Na arte arrogante há pouca subtileza. A tela branca, de ausente sentido, permanece incapaz de receber qualquer traço de sensatez, de caminho e de clareza. As cores são pesadas e graves, vincadas e urgentes, simples mas onomatopaicas.
Para onde vamos? Somos levados vertiginosamente para a noite dos tempos.
O fanfarrão vive dias gloriosos. Já não precisa dissimular fraquezas e erros próprios. Basta proclamar verdades e morais. As suas, as do seu mundo sadio na intolerância, mas mirrado na vida de empatia.
A palavra já não é gentil nem acolhedora. Torna-se truculenta, na ânsia de ficar à tona de uma superfície e de um ambiente desconhecido, e no impulso de levantar as bandeiras das virtudes do ego próprio. O cérebro de onde provém essa palavra espalhada, é o alambique destilador de raivas e rancores.
Faz-se caminho num campo de batalha de tribunas e teclados, pisando sem piedade o semelhante que é apenas o outro, já não um de nós.
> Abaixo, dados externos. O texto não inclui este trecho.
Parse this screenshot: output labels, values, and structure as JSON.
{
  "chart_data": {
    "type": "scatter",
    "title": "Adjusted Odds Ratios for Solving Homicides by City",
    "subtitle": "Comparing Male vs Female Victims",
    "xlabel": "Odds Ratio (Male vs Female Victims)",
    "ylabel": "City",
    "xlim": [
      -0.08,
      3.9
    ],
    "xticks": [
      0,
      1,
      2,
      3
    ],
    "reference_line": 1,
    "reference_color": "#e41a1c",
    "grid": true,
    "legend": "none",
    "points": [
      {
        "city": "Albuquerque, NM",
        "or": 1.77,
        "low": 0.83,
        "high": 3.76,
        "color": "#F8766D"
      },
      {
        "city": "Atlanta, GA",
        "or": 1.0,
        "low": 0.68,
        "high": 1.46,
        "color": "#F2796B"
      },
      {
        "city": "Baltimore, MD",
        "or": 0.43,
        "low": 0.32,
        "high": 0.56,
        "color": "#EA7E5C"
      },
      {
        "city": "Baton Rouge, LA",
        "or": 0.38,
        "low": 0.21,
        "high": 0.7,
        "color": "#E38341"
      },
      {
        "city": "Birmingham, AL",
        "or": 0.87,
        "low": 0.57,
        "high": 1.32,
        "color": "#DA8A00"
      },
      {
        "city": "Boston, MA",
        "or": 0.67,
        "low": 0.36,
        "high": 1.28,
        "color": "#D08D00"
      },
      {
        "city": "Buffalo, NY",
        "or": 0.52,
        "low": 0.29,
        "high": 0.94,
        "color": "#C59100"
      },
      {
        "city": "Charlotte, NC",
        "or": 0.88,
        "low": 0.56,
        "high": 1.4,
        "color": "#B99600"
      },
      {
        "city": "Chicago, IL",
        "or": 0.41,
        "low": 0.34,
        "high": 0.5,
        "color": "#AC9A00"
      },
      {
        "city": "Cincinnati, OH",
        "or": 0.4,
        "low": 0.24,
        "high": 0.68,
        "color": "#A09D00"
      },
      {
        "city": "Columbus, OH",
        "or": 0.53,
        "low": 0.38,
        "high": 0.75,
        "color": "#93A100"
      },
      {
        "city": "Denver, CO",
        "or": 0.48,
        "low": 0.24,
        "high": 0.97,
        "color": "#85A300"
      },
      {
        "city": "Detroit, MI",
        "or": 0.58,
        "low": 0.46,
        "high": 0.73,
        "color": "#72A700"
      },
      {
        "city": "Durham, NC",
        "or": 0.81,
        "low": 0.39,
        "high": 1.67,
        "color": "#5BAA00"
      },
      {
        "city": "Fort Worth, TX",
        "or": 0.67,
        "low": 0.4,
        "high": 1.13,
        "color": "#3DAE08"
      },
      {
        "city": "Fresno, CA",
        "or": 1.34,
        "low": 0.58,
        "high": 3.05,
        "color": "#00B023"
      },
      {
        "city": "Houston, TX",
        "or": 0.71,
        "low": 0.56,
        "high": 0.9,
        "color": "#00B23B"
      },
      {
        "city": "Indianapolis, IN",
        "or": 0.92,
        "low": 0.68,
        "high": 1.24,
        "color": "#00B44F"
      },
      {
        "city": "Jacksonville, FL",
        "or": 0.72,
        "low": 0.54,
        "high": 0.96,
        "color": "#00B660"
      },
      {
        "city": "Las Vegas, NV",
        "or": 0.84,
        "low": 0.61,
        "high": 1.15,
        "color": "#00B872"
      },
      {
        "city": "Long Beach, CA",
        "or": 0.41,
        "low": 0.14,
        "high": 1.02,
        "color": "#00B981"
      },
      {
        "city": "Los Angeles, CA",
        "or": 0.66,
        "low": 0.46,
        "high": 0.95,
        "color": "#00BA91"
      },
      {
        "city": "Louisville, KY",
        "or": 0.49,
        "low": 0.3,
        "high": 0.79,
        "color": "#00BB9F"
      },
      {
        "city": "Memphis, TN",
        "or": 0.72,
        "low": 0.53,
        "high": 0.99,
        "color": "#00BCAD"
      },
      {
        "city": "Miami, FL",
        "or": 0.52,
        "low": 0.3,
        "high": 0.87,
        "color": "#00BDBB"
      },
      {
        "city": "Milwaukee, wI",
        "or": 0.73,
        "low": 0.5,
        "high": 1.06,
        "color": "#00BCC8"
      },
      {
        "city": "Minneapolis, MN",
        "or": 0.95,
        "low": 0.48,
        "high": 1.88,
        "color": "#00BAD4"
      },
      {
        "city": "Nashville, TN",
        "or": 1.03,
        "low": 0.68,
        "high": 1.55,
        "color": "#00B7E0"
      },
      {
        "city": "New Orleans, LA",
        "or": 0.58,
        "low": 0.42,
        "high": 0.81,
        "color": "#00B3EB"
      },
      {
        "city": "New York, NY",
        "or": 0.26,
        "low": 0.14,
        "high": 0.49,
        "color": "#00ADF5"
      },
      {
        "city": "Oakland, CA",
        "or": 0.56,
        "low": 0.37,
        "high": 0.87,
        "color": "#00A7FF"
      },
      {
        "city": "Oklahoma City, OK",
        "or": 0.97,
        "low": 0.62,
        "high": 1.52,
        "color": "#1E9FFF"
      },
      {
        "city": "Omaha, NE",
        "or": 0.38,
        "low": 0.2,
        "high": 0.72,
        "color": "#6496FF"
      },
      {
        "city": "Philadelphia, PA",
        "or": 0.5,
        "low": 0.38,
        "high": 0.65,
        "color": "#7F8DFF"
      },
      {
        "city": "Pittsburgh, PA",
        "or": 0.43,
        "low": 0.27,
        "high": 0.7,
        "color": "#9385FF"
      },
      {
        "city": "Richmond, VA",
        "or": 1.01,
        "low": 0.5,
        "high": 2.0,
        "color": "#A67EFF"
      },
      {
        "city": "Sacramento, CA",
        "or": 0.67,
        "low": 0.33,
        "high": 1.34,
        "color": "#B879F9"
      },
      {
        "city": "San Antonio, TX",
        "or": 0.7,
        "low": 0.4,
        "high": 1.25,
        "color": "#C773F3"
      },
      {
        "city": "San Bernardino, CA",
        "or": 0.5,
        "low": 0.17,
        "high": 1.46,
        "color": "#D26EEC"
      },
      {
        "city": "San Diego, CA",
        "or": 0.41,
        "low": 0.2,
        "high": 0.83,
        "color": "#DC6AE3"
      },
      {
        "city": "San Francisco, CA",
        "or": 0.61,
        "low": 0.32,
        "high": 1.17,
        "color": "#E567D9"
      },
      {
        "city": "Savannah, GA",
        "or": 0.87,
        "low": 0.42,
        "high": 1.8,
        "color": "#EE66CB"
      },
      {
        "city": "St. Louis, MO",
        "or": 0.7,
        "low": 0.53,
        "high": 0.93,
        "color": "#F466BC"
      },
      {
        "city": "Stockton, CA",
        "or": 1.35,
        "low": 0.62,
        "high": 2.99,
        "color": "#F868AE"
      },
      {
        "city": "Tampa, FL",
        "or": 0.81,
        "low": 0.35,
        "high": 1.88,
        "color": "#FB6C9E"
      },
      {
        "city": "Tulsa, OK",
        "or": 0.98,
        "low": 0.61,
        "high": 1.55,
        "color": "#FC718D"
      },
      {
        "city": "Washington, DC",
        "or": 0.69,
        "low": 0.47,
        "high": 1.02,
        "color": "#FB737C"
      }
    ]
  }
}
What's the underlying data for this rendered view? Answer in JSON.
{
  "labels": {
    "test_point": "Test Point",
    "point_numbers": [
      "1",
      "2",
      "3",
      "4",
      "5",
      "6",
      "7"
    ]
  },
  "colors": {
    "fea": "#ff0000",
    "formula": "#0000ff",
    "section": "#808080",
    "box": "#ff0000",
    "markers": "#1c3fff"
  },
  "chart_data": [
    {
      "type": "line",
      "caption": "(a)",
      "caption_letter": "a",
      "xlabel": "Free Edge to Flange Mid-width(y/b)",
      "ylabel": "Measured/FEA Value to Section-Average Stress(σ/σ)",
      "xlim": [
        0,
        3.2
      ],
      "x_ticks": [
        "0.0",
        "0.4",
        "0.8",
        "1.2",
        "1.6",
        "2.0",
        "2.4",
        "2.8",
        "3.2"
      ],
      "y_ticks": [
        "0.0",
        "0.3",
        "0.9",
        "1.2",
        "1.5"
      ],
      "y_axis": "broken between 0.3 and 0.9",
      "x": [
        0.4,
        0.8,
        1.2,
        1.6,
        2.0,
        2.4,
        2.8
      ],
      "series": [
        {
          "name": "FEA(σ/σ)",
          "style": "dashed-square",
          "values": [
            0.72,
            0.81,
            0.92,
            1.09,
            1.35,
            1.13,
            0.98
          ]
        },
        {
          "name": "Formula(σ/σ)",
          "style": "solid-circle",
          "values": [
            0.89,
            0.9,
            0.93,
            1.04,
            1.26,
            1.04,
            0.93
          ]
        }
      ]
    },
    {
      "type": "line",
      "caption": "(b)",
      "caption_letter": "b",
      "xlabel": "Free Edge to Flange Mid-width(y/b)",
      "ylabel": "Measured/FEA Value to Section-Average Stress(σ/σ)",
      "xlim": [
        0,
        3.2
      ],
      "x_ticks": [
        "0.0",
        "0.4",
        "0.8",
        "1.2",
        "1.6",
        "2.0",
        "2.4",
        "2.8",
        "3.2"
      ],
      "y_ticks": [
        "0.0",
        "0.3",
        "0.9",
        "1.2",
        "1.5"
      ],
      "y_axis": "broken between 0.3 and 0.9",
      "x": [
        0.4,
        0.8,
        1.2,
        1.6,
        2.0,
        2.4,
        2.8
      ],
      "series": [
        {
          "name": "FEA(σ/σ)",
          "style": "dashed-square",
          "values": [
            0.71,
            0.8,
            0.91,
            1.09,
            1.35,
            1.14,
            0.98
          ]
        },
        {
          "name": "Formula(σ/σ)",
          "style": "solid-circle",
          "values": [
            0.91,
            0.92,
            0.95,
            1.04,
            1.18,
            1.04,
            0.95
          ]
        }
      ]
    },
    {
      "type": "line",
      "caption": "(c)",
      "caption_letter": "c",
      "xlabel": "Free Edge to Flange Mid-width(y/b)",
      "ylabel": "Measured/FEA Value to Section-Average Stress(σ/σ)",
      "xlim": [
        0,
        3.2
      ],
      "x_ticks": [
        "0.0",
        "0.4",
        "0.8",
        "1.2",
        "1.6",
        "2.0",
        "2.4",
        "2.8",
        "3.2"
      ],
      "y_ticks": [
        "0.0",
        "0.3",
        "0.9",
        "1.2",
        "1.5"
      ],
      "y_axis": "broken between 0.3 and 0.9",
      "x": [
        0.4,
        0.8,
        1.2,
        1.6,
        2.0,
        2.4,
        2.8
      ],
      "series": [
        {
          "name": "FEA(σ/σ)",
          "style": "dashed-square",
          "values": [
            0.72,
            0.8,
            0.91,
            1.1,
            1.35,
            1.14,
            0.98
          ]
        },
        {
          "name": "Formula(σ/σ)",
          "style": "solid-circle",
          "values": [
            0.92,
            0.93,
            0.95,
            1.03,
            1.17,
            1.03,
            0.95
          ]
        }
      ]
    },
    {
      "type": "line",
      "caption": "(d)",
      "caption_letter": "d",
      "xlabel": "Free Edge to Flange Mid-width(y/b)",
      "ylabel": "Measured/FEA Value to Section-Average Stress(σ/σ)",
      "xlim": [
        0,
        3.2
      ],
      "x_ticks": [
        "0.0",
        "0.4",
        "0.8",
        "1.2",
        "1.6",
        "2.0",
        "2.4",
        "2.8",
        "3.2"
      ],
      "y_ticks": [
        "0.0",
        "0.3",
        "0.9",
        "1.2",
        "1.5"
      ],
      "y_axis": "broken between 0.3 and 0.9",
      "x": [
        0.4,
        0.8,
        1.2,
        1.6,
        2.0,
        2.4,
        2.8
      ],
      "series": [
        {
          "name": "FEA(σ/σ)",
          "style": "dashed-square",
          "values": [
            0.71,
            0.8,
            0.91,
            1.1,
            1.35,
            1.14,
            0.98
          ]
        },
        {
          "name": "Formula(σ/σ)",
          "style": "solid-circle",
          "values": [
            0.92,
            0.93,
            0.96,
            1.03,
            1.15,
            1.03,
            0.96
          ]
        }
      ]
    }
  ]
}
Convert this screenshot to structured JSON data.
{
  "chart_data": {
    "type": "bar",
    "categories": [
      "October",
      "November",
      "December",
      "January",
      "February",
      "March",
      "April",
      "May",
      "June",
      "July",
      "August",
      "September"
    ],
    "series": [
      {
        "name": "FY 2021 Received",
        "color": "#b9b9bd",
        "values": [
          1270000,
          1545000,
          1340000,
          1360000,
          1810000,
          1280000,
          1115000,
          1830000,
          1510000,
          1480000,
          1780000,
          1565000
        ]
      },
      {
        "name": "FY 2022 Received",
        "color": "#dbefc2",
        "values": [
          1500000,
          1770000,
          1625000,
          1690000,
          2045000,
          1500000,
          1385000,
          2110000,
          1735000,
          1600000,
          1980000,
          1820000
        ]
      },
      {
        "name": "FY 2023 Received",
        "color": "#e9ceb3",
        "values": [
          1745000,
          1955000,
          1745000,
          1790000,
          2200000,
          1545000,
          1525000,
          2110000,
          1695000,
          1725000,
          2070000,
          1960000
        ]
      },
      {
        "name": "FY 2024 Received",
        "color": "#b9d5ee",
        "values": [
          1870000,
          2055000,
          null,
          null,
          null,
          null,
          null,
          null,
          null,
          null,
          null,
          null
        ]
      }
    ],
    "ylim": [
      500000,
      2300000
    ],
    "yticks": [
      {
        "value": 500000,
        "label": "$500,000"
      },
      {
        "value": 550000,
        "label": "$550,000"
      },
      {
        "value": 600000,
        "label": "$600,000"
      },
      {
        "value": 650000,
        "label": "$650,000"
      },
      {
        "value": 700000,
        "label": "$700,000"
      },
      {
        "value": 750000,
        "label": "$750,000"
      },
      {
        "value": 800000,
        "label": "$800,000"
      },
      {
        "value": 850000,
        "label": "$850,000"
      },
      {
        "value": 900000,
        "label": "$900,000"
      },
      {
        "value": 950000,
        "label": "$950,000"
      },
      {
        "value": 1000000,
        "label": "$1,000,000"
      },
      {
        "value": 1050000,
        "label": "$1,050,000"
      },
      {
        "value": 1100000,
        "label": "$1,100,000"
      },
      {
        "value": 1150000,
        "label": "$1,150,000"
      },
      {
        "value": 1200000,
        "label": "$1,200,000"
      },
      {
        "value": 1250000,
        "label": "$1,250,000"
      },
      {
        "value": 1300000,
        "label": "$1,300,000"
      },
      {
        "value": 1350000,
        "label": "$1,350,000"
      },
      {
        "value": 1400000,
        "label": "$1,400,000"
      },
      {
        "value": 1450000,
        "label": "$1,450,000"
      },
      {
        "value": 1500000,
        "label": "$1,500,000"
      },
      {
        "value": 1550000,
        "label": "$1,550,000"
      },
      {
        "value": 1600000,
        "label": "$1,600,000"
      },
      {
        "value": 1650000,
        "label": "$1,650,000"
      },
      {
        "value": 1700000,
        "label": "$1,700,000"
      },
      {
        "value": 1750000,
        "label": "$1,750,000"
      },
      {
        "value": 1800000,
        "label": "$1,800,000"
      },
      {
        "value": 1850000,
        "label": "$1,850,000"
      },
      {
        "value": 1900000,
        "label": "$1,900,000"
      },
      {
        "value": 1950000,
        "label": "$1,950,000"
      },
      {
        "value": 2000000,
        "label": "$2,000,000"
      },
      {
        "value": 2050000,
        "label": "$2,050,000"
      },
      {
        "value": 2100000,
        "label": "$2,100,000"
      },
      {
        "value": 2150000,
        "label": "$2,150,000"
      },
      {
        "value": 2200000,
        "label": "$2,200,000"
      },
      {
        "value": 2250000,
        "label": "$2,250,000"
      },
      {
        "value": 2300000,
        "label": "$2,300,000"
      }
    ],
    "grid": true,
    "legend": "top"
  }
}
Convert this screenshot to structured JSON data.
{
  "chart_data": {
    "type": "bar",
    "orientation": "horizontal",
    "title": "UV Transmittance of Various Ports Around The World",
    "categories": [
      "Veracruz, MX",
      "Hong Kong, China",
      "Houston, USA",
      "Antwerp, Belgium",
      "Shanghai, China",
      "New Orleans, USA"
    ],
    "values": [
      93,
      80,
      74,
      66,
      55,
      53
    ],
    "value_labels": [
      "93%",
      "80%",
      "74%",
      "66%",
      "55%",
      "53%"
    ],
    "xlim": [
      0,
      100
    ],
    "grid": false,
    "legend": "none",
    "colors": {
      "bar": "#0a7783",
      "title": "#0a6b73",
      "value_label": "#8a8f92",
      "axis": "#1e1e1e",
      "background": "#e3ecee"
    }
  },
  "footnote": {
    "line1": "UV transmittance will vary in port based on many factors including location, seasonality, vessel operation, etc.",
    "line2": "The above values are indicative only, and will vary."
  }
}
O mal personificado no nosso igual.
Sim, chegou a hora do triunfo dos fanfarrões.
Vai deixar-nos moribundos, despidos de humanidade. Cegos para a compaixão, tontos com a vertigem da justiça ilusória, sem complacência ou perdão.
Pelo glorioso mundo dos nossos ideais.
E quando despertarmos desta loucura, estaremos todos mais pobres, menos livres, menos generosos, menos semelhantes, menos humanos e então, mais afastados uns dos outros e mais separados do criador que se aproximou da humanidade perdida.